To get India's nuclear power plants running at full throttle, the government is investing heavily in sourcing more uranium within India, as well as picking up equity in uranium mines abroad. Efforts could include a $1.2 billion investment in a Canadian uranium mine, and mining in African countries such as Namibia, Niger and Gabon.
Major nuclear power plant infrastructure providers such as Rosatom, General Electric, Westinghouse - as well as political delegations from their countries - have been anxiously scurrying in and out of India over the past two years expecting the Indo-US nuclear deal to win the nod. With that struggle nearly over, the fight begins to share the spoils.
India has refused to sign the NPT, forged in 1968 and signed by 189 other countries, on the grounds of universal nuclear disarmament, pointing out that the treaty is discriminatory in allowing the US, Britain, France, Russia and China (the permanent members of the UN Security Council) to retain their nuclear arsenals.

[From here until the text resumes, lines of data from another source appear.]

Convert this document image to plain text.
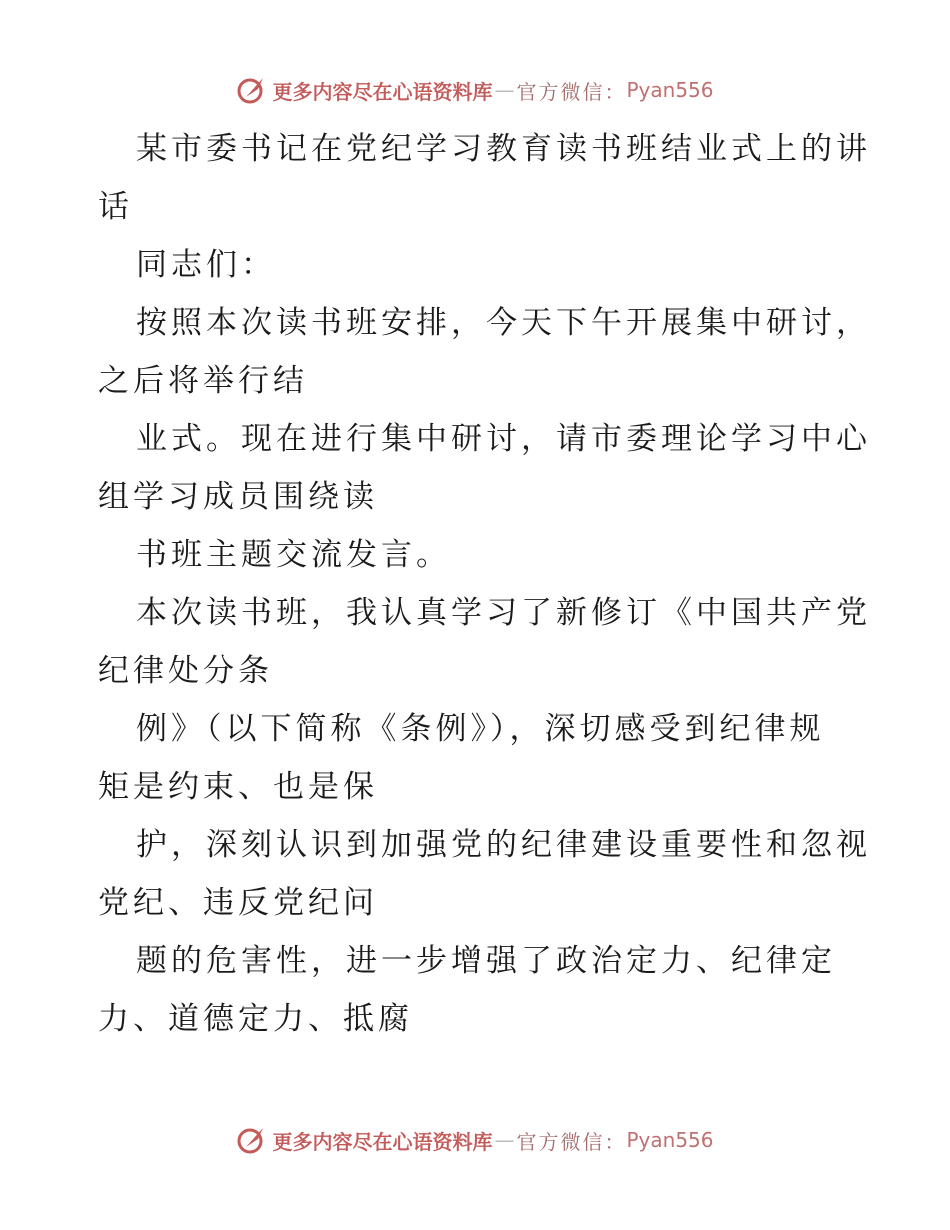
更多内容尽在心语资料库 — 官方微信： Pyan556
某市委书记在党纪学习教育读书班结业式上的讲
话
同志们：
按照本次读书班安排，今天下午开展集中研讨，
之后将举行结
业式。现在进行集中研讨，请市委理论学习中心
组学习成员围绕读
书班主题交流发言。
本次读书班，我认真学习了新修订《中国共产党
纪律处分条
例》（以下简称《条例》），深切感受到纪律规
矩是约束、也是保
护，深刻认识到加强党的纪律建设重要性和忽视
党纪、违反党纪问
题的危害性，进一步增强了政治定力、纪律定
力、道德定力、抵腐
更多内容尽在心语资料库 — 官方微信： Pyan556
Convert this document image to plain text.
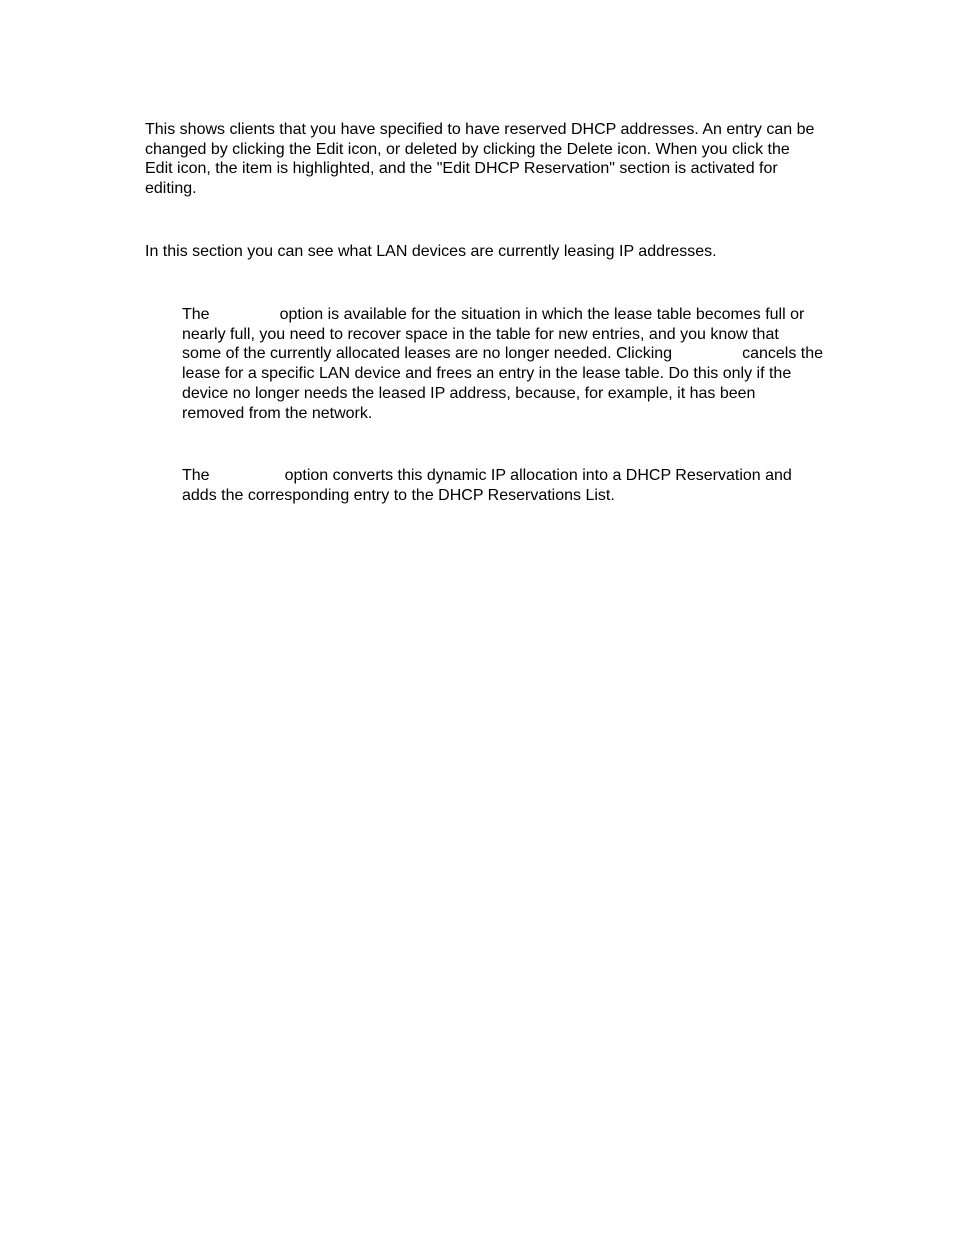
This shows clients that you have specified to have reserved DHCP addresses. An entry can be
changed by clicking the Edit icon, or deleted by clicking the Delete icon. When you click the
Edit icon, the item is highlighted, and the "Edit DHCP Reservation" section is activated for
editing.

In this section you can see what LAN devices are currently leasing IP addresses.

The	option is available for the situation in which the lease table becomes full or
nearly full, you need to recover space in the table for new entries, and you know that
some of the currently allocated leases are no longer needed. Clicking	cancels the
lease for a specific LAN device and frees an entry in the lease table. Do this only if the
device no longer needs the leased IP address, because, for example, it has been
removed from the network.

The	option converts this dynamic IP allocation into a DHCP Reservation and
adds the corresponding entry to the DHCP Reservations List.
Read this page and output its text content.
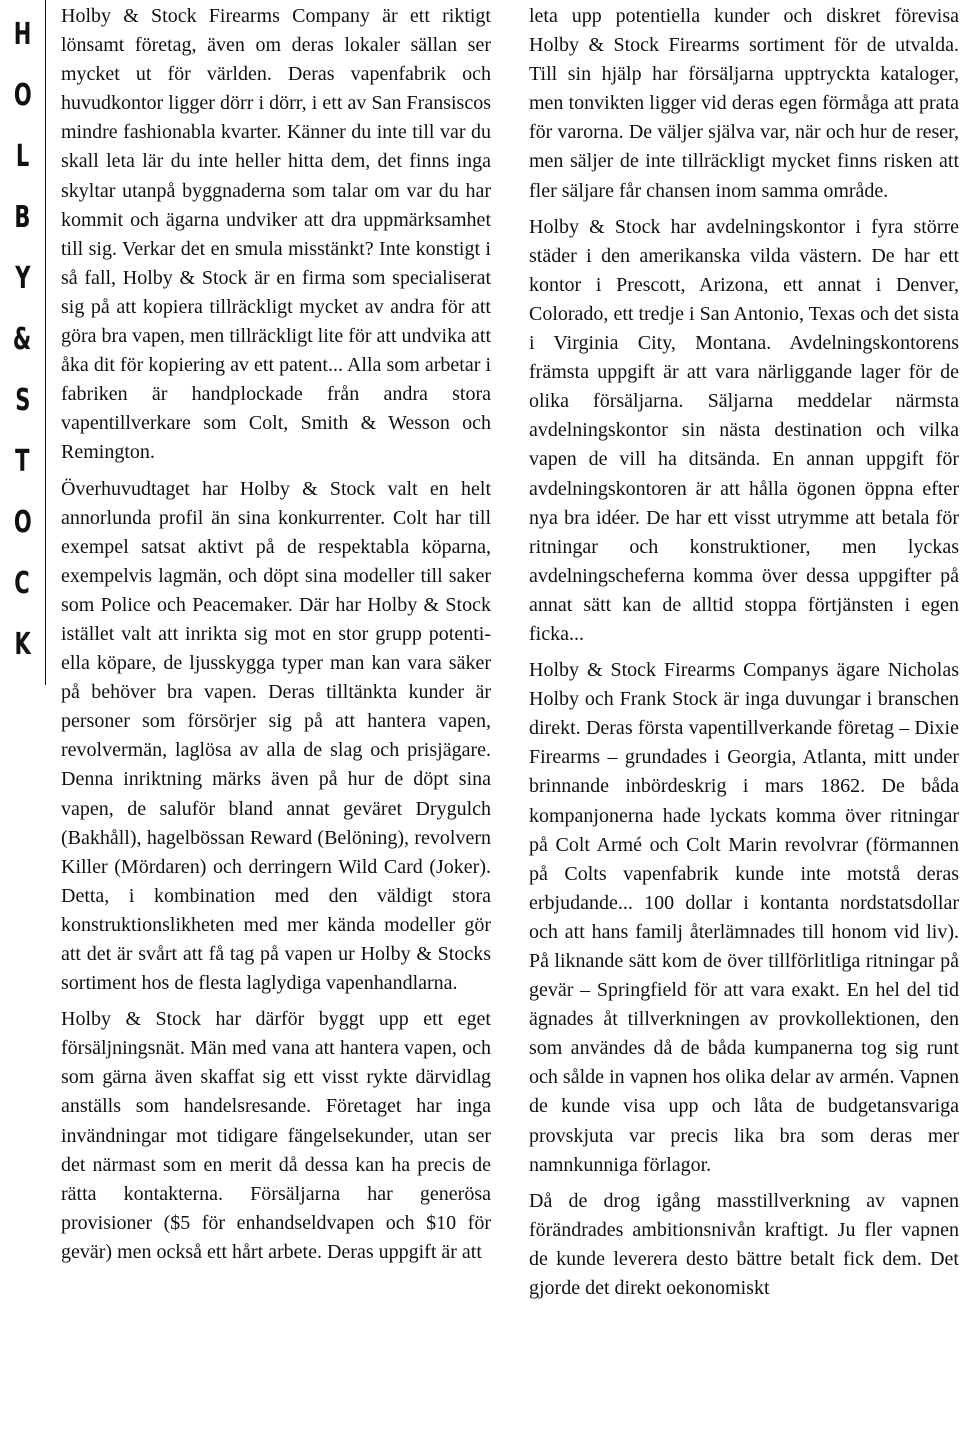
H
O
L
B
Y
&
S
T
O
C
K

Holby & Stock Firearms Company är ett riktigt lönsamt företag, även om deras lokaler sällan ser mycket ut för världen. Deras vapenfabrik och huvudkontor ligger dörr i dörr, i ett av San Fransiscos mindre fashionabla kvarter. Känner du inte till var du skall leta lär du inte heller hitta dem, det finns inga skyltar utanpå byggnaderna som talar om var du har kommit och ägarna undviker att dra uppmärksamhet till sig. Verkar det en smula misstänkt? Inte konstigt i så fall, Holby & Stock är en firma som specialiserat sig på att kopiera tillräckligt mycket av andra för att göra bra vapen, men tillräckligt lite för att undvika att åka dit för kopiering av ett patent... Alla som arbetar i fabriken är handplockade från andra stora vapentillverkare som Colt, Smith & Wesson och Remington.

Överhuvudtaget har Holby & Stock valt en helt annorlunda profil än sina konkurrenter. Colt har till exempel satsat aktivt på de respektabla köparna, exempelvis lagmän, och döpt sina modeller till saker som Police och Peacemaker. Där har Holby & Stock istället valt att inrikta sig mot en stor grupp potentiella köpare, de ljusskygga typer man kan vara säker på behöver bra vapen. Deras tilltänkta kunder är personer som försörjer sig på att hantera vapen, revolvermän, laglösa av alla de slag och prisjägare. Denna inriktning märks även på hur de döpt sina vapen, de saluför bland annat geväret Drygulch (Bakhåll), hagelbössan Reward (Belöning), revolvern Killer (Mördaren) och derringern Wild Card (Joker). Detta, i kombination med den väldigt stora konstruktionslikheten med mer kända modeller gör att det är svårt att få tag på vapen ur Holby & Stocks sortiment hos de flesta laglydiga vapenhandlarna.

Holby & Stock har därför byggt upp ett eget försäljningsnät. Män med vana att hantera vapen, och som gärna även skaffat sig ett visst rykte därvidlag anställs som handelsresande. Företaget har inga invändningar mot tidigare fängelsekunder, utan ser det närmast som en merit då dessa kan ha precis de rätta kontakterna. Försäljarna har generösa provisioner ($5 för enhandseldvapen och $10 för gevär) men också ett hårt arbete. Deras uppgift är att

leta upp potentiella kunder och diskret förevisa Holby & Stock Firearms sortiment för de utvalda. Till sin hjälp har försäljarna upptryckta kataloger, men tonvikten ligger vid deras egen förmåga att prata för varorna. De väljer själva var, när och hur de reser, men säljer de inte tillräckligt mycket finns risken att fler säljare får chansen inom samma område.

Holby & Stock har avdelningskontor i fyra större städer i den amerikanska vilda västern. De har ett kontor i Prescott, Arizona, ett annat i Denver, Colorado, ett tredje i San Antonio, Texas och det sista i Virginia City, Montana. Avdelningskontorens främsta uppgift är att vara närliggande lager för de olika försäljarna. Säljarna meddelar närmsta avdelningskontor sin nästa destination och vilka vapen de vill ha ditsända. En annan uppgift för avdelningskontoren är att hålla ögonen öppna efter nya bra idéer. De har ett visst utrymme att betala för ritningar och konstruktioner, men lyckas avdelningscheferna komma över dessa uppgifter på annat sätt kan de alltid stoppa förtjänsten i egen ficka...

Holby & Stock Firearms Companys ägare Nicholas Holby och Frank Stock är inga duvungar i branschen direkt. Deras första vapentillverkande företag – Dixie Firearms – grundades i Georgia, Atlanta, mitt under brinnande inbördeskrig i mars 1862. De båda kompanjonerna hade lyckats komma över ritningar på Colt Armé och Colt Marin revolvrar (förmannen på Colts vapenfabrik kunde inte motstå deras erbjudande... 100 dollar i kontanta nordstatsdollar och att hans familj återlämnades till honom vid liv). På liknande sätt kom de över tillförlitliga ritningar på gevär – Springfield för att vara exakt. En hel del tid ägnades åt tillverkningen av provkollektionen, den som användes då de båda kumpanerna tog sig runt och sålde in vapnen hos olika delar av armén. Vapnen de kunde visa upp och låta de budgetansvariga provskjuta var precis lika bra som deras mer namnkunniga förlagor.

Då de drog igång masstillverkning av vapnen förändrades ambitionsnivån kraftigt. Ju fler vapnen de kunde leverera desto bättre betalt fick dem. Det gjorde det direkt oekonomiskt
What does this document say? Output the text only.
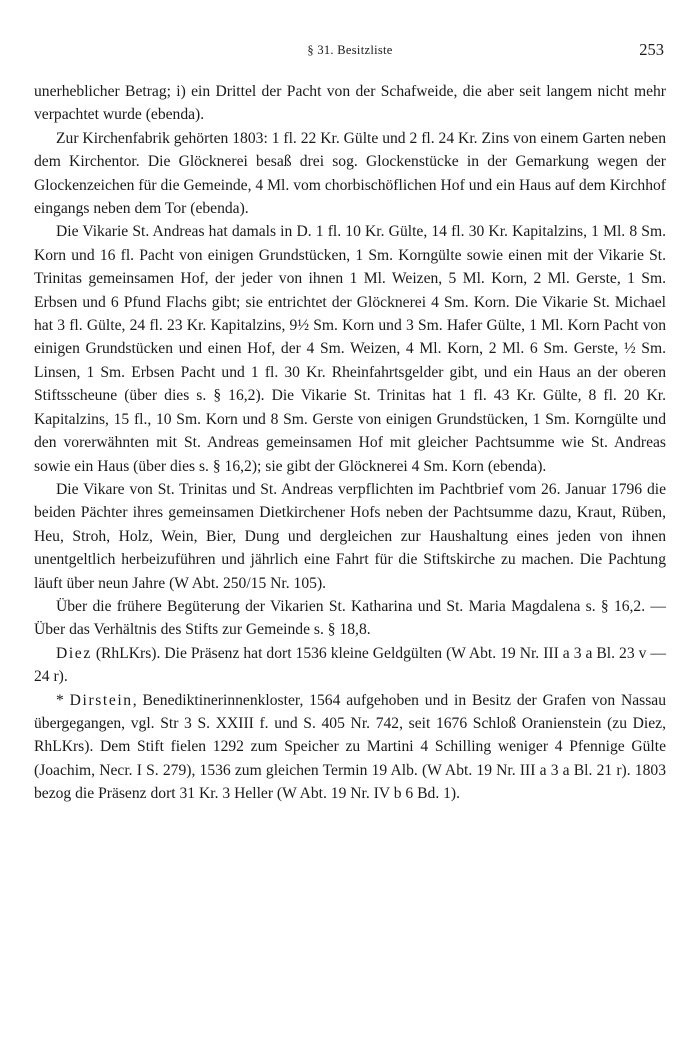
§ 31. Besitzliste	253

unerheblicher Betrag; i) ein Drittel der Pacht von der Schafweide, die aber seit langem nicht mehr verpachtet wurde (ebenda).

Zur Kirchenfabrik gehörten 1803: 1 fl. 22 Kr. Gülte und 2 fl. 24 Kr. Zins von einem Garten neben dem Kirchentor. Die Glöcknerei besaß drei sog. Glockenstücke in der Gemarkung wegen der Glockenzeichen für die Gemeinde, 4 Ml. vom chorbischöflichen Hof und ein Haus auf dem Kirchhof eingangs neben dem Tor (ebenda).

Die Vikarie St. Andreas hat damals in D. 1 fl. 10 Kr. Gülte, 14 fl. 30 Kr. Kapitalzins, 1 Ml. 8 Sm. Korn und 16 fl. Pacht von einigen Grundstücken, 1 Sm. Korngülte sowie einen mit der Vikarie St. Trinitas gemeinsamen Hof, der jeder von ihnen 1 Ml. Weizen, 5 Ml. Korn, 2 Ml. Gerste, 1 Sm. Erbsen und 6 Pfund Flachs gibt; sie entrichtet der Glöcknerei 4 Sm. Korn. Die Vikarie St. Michael hat 3 fl. Gülte, 24 fl. 23 Kr. Kapitalzins, 9½ Sm. Korn und 3 Sm. Hafer Gülte, 1 Ml. Korn Pacht von einigen Grundstücken und einen Hof, der 4 Sm. Weizen, 4 Ml. Korn, 2 Ml. 6 Sm. Gerste, ½ Sm. Linsen, 1 Sm. Erbsen Pacht und 1 fl. 30 Kr. Rheinfahrtsgelder gibt, und ein Haus an der oberen Stiftsscheune (über dies s. § 16,2). Die Vikarie St. Trinitas hat 1 fl. 43 Kr. Gülte, 8 fl. 20 Kr. Kapitalzins, 15 fl., 10 Sm. Korn und 8 Sm. Gerste von einigen Grundstücken, 1 Sm. Korngülte und den vorerwähnten mit St. Andreas gemeinsamen Hof mit gleicher Pachtsumme wie St. Andreas sowie ein Haus (über dies s. § 16,2); sie gibt der Glöcknerei 4 Sm. Korn (ebenda).

Die Vikare von St. Trinitas und St. Andreas verpflichten im Pachtbrief vom 26. Januar 1796 die beiden Pächter ihres gemeinsamen Dietkirchener Hofs neben der Pachtsumme dazu, Kraut, Rüben, Heu, Stroh, Holz, Wein, Bier, Dung und dergleichen zur Haushaltung eines jeden von ihnen unentgeltlich herbeizuführen und jährlich eine Fahrt für die Stiftskirche zu machen. Die Pachtung läuft über neun Jahre (W Abt. 250/15 Nr. 105).

Über die frühere Begüterung der Vikarien St. Katharina und St. Maria Magdalena s. § 16,2. — Über das Verhältnis des Stifts zur Gemeinde s. § 18,8.

Diez (RhLKrs). Die Präsenz hat dort 1536 kleine Geldgülten (W Abt. 19 Nr. III a 3 a Bl. 23 v — 24 r).

* Dirstein, Benediktinerinnenkloster, 1564 aufgehoben und in Besitz der Grafen von Nassau übergegangen, vgl. Str 3 S. XXIII f. und S. 405 Nr. 742, seit 1676 Schloß Oranienstein (zu Diez, RhLKrs). Dem Stift fielen 1292 zum Speicher zu Martini 4 Schilling weniger 4 Pfennige Gülte (Joachim, Necr. I S. 279), 1536 zum gleichen Termin 19 Alb. (W Abt. 19 Nr. III a 3 a Bl. 21 r). 1803 bezog die Präsenz dort 31 Kr. 3 Heller (W Abt. 19 Nr. IV b 6 Bd. 1).
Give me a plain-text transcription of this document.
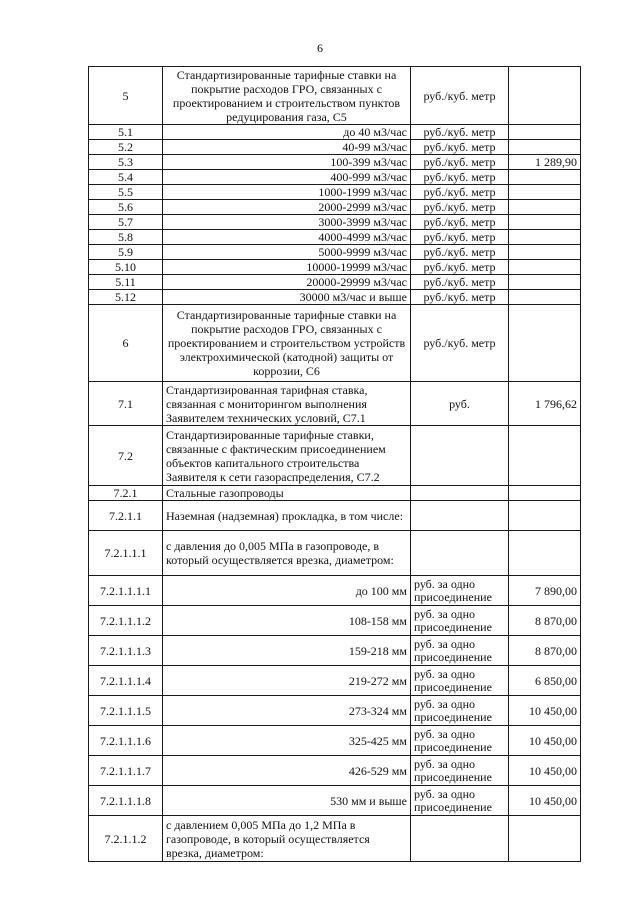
6
5	Стандартизированные тарифные ставки на покрытие расходов ГРО, связанных с проектированием и строительством пунктов редуцирования газа, С5	руб./куб. метр	
5.1	до 40 м3/час	руб./куб. метр	
5.2	40-99 м3/час	руб./куб. метр	
5.3	100-399 м3/час	руб./куб. метр	1 289,90
5.4	400-999 м3/час	руб./куб. метр	
5.5	1000-1999 м3/час	руб./куб. метр	
5.6	2000-2999 м3/час	руб./куб. метр	
5.7	3000-3999 м3/час	руб./куб. метр	
5.8	4000-4999 м3/час	руб./куб. метр	
5.9	5000-9999 м3/час	руб./куб. метр	
5.10	10000-19999 м3/час	руб./куб. метр	
5.11	20000-29999 м3/час	руб./куб. метр	
5.12	30000 м3/час и выше	руб./куб. метр	
6	Стандартизированные тарифные ставки на покрытие расходов ГРО, связанных с проектированием и строительством устройств электрохимической (катодной) защиты от коррозии, С6	руб./куб. метр	
7.1	Стандартизированная тарифная ставка, связанная с мониторингом выполнения Заявителем технических условий, С7.1	руб.	1 796,62
7.2	Стандартизированные тарифные ставки, связанные с фактическим присоединением объектов капитального строительства Заявителя к сети газораспределения, С7.2		
7.2.1	Стальные газопроводы		
7.2.1.1	Наземная (надземная) прокладка, в том числе:		
7.2.1.1.1	с давления до 0,005 МПа в газопроводе, в который осуществляется врезка, диаметром:		
7.2.1.1.1.1	до 100 мм	руб. за одно присоединение	7 890,00
7.2.1.1.1.2	108-158 мм	руб. за одно присоединение	8 870,00
7.2.1.1.1.3	159-218 мм	руб. за одно присоединение	8 870,00
7.2.1.1.1.4	219-272 мм	руб. за одно присоединение	6 850,00
7.2.1.1.1.5	273-324 мм	руб. за одно присоединение	10 450,00
7.2.1.1.1.6	325-425 мм	руб. за одно присоединение	10 450,00
7.2.1.1.1.7	426-529 мм	руб. за одно присоединение	10 450,00
7.2.1.1.1.8	530 мм и выше	руб. за одно присоединение	10 450,00
7.2.1.1.2	с давлением 0,005 МПа до 1,2 МПа в газопроводе, в который осуществляется врезка, диаметром:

The NSG exemption granted at the weekend is also being seen as a reward for India's clean record at non-proliferation, unlike Pakistan, North Korea and China, which have long been accused of entering into dirty deals to illicitly swap nuclear technology.
US Congress ratification is considered a formality, despite the tight scheduling required before its session ends on September 28. Even so, questions by American legislators or public watchdogs on the full range of hidden Indian assurances and commitments to the George W Bush administration could be damaging politically to the government in Delhi.